Adanya kecenderungan para ibu di kota-kota di jaman sekarang enggan untuk menyusui anak-anaknya dengan air susunya sendiri (ASI) dan lebih senang menggantikannya dengan susu sapi, adalah suatu realitas sosial. Adanya perilaku nanarkis sekelompok anggota masyarakat terhadap pihak-pihak tertentu di kalangan mereka sendiri, juga merupakan realitas sosial. Satu lagi contoh, banyaknya peristiwa main hakim sendiri (menurut penulis lebih tepat disebut main hakim bersama-sama) di kalangan masyarakat kita dewasa ini, adalah juga sebagai realitas sosial. Semua itu menunjukkan realitas sosial.
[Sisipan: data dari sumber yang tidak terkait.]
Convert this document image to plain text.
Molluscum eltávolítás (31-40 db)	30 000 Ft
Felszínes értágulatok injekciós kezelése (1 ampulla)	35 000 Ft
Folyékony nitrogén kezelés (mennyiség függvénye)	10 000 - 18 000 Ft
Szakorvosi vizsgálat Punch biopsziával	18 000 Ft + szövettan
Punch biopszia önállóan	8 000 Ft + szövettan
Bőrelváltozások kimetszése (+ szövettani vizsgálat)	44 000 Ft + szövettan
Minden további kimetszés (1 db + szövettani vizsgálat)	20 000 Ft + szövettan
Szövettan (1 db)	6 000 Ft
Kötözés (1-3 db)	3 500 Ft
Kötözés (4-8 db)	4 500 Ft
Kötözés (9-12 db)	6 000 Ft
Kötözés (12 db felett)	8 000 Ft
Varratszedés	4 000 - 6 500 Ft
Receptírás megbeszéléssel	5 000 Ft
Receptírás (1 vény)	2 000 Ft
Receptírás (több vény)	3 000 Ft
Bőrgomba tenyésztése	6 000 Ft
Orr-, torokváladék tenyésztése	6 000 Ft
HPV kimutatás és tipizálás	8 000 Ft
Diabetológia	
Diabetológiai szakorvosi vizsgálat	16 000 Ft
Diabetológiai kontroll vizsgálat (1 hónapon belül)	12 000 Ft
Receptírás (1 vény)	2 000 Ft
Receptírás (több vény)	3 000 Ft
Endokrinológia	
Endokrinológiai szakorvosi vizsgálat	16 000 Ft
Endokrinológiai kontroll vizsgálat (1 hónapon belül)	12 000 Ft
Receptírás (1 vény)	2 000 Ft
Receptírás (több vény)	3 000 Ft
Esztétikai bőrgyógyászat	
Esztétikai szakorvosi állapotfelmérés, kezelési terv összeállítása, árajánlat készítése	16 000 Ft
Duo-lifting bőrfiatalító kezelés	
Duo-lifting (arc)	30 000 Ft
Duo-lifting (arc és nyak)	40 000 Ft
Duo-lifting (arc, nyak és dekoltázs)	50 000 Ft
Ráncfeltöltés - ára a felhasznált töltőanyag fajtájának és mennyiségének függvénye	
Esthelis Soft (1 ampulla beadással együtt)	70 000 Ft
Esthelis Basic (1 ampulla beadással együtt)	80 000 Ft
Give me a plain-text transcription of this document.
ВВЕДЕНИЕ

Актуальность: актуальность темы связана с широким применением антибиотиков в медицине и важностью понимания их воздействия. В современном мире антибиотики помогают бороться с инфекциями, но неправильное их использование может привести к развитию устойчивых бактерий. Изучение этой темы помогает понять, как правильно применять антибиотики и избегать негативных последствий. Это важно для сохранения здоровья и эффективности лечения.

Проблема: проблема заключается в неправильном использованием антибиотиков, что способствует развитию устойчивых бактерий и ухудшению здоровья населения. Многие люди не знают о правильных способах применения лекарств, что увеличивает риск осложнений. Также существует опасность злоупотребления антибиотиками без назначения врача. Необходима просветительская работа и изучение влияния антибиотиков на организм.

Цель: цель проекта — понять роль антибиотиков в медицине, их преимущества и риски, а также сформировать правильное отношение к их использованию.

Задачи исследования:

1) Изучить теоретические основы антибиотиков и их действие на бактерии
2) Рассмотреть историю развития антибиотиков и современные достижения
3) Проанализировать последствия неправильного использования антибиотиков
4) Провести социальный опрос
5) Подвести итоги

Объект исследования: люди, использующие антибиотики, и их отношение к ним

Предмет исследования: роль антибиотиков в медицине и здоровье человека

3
Faktanya tidak selamanya sama dengan yang tampak di permukaan. Untuk melihat faktanya yang sebenarnya, bisa dilakukan melalui pengamatan yang saksama dan teliti. Melalui studi dengan menggunakan metode tertentu yang tepat, nantinya bisa diketahui fakta yang sebenarnya, apakah memang demikian kejadiannya, atau hanya sekadar fenomena sosial yang sedang muncul ke permukaan. Pengamatan yang saksama juga bisa mengungkapkan secara komprehensif realitas-realitas sosial menjadi fakta sosial.
Kata buku, juga media massa, bulan terdiri atas sebongkah batu besar. Tidak ada tumbuh-tumbuhan dan air seperti layaknya di bumi. Ukuran gravitasinya pun hanya sekitar seperenam gravitasi bumi, sehingga jika seseorang mampu meloncat setinggi satu meter di bumi, maka orang tersebut akan mampu meloncat setinggi enam meter di bulan. Itu juga sebuah contoh realitas yang tidak mungkin bisa diamati secara langsung oleh semua ilmuwan. Namun toh orang percaya bahwa faktanya memang seperti itu, sebab percayanya ilmuwan menggunakan tingkat logika yang relatif tinggi, tidak sekadar percaya karena taklid atau percaya tetapi tidak mengetahui alasan kepercayaannya itu.

2 komentar:

Unknown mengatakan...

SEPERTI YANG AKU RASAKAN , PERIHAL FAKTA BAGI MEREKA MEMAHAMI SESUATU YANG BAGIKU ITU HANYA REALITA ???

adis ababa mengatakan...

Fakata itu hal yang sebenernya, realita hanya ilusi saja.